Action in World War II
A 13,000-ton Baltimore Class heavy cruiser, the Pittsburgh first saw action in mid-February, supporting aircraft carrier operations against the Japanese main islands. It took part in the invasion of Iwo Jima in March while continuing to participate in strikes against the home islands. When a carrier, the USS Franklin, suffered extensive bombing damage on March 19, 1945, the Pittsburgh towed it to safer waters out of the reach of enemy forces.
In late March, 1945, the Pittsburgh served as a carrier escort during the invasion of Okinawa. This campaign extended into June, and on June 4, a typhoon struck the fleet. The Pittsburgh was battling high winds and treacherous seas on June 5 when its bow broke off just forward of the number one eight-inch gun turret. Outstanding damage control measures by the crew kept the ship afloat, and in a display of extraordinary seamanship it continued on, steaming to Guam where it underwent temporary repairs. Afterward, the ship travelled to the Puget Sound Navy Yard, where the missing bow was replaced. That work was completed in 1946 and the Pittsburgh was assigned to the reserve fleet. It was formally decommissioned in 1947.
Action in the Korean War
The Pittsburgh was re-commissioned in September 1951 to serve in the Korean conflict. A member of the Atlantic Fleet, it was deployed to the Mediterranean in 1952 and again in 1953. During the second cruise, it also visited the Indian Ocean. It toured the Mediterranean and Indian Ocean in 1954, following extensive modernization work.

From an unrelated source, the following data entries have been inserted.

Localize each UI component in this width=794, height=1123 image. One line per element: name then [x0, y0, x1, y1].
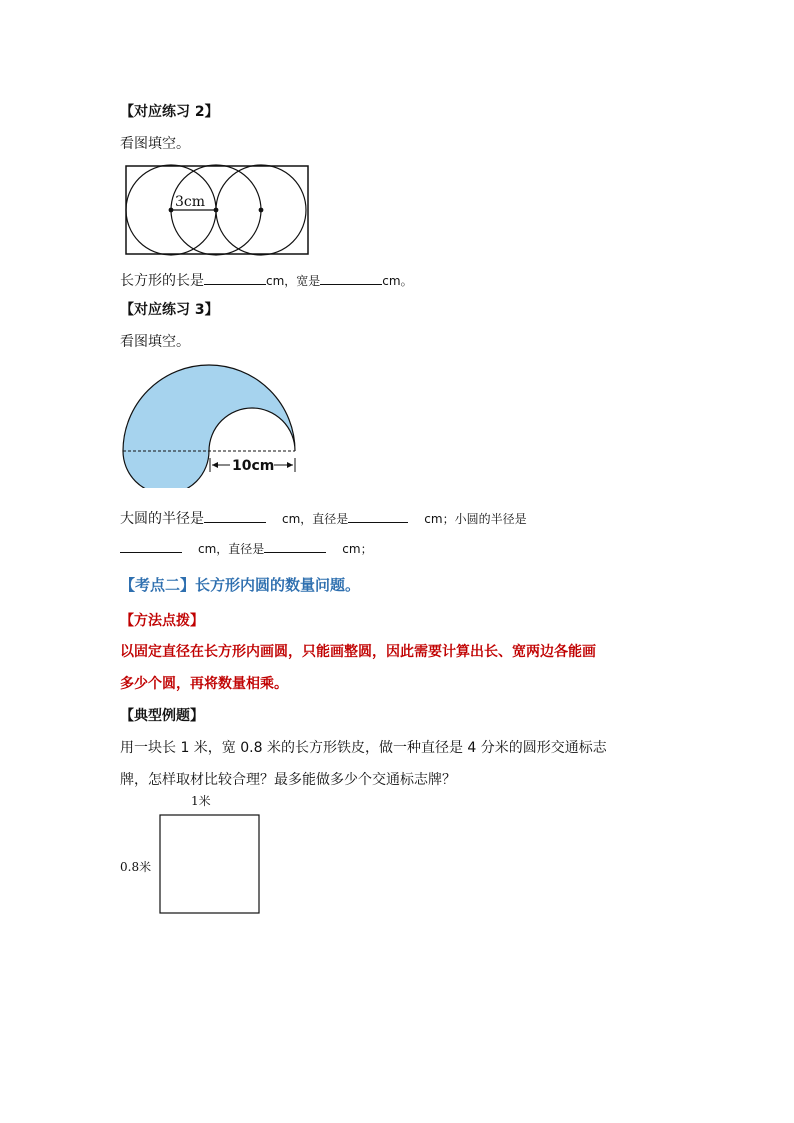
semicircles-figure: [118, 358, 308, 488]
dim-arrow-left: [212, 462, 218, 468]
method-line-1: 以固定直径在长方形内画圆，只能画整圆，因此需要计算出长、宽两边各能画: [120, 644, 596, 660]
exercise-2-prompt: 看图填空。: [120, 136, 190, 152]
exercise-3-question-line-2: cm，直径是 cm；: [120, 538, 373, 559]
exercise-3-title: 【对应练习 3】: [120, 302, 219, 318]
answer-blank-width[interactable]: [320, 270, 382, 285]
center-dot-left: [169, 208, 174, 213]
topic-2-heading: 【考点二】长方形内圆的数量问题。: [120, 576, 361, 594]
answer-blank-small-diameter[interactable]: [264, 538, 326, 553]
width-label: 0.8米: [120, 860, 152, 874]
example-title: 【典型例题】: [120, 708, 204, 724]
method-line-2: 多少个圆，再将数量相乘。: [120, 676, 288, 692]
center-dot-right: [259, 208, 264, 213]
answer-blank-big-diameter[interactable]: [348, 508, 408, 523]
example-line-1: 用一块长 1 米，宽 0.8 米的长方形铁皮，做一种直径是 4 分米的圆形交通标志: [120, 740, 607, 756]
sheet-rectangle: [160, 815, 259, 913]
radius-label: 3cm: [175, 194, 206, 210]
exercise-3-prompt: 看图填空。: [120, 334, 190, 350]
answer-blank-big-radius[interactable]: [204, 508, 266, 523]
dimension-label: 10cm: [232, 458, 275, 474]
circles-in-rectangle-figure: [120, 160, 315, 260]
length-label: 1米: [191, 794, 211, 808]
exercise-3-question-line-1: 大圆的半径是 cm，直径是 cm；小圆的半径是: [120, 508, 527, 529]
exercise-2-title: 【对应练习 2】: [120, 104, 219, 120]
method-title: 【方法点拨】: [120, 613, 204, 629]
example-line-2: 牌，怎样取材比较合理？最多能做多少个交通标志牌？: [120, 772, 456, 788]
answer-blank-length[interactable]: [204, 270, 266, 285]
center-dot-middle: [214, 208, 219, 213]
dim-arrow-right: [287, 462, 293, 468]
sheet-rectangle-figure: [115, 790, 270, 920]
exercise-2-question: 长方形的长是 cm，宽是 cm。: [120, 270, 413, 291]
answer-blank-small-radius[interactable]: [120, 538, 182, 553]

Returning to the Pacific, the Pittsburgh cruised the Far East from November 1954 to February 1955. It participated in operations off the West Coast of the United States until August 1956 when it was decommissioned at Bremerton, Washington. The Pittsburgh remained in the reserve fleet until July 1973, when it was officially stricken from the Naval register. The next year it was sold for scrap.
Asbestos in Navy Ships
Although an essential component of the naval fleet, even today, naval cruisers also pose a lasting health risk to soldiers serving on them. Unfortunately, products containing asbestos were common, especially on older ships, because of the material’s high resistance to heat and fire. Despite its value as an insulator, asbestos fiber intake can lead to several serious health consequences, including mesothelioma, a devastating cancer without cure. Current and former military personnel who came into contact with these ships should seek immediate medical attention in order to detect possible health consequences associated with asbestos exposure.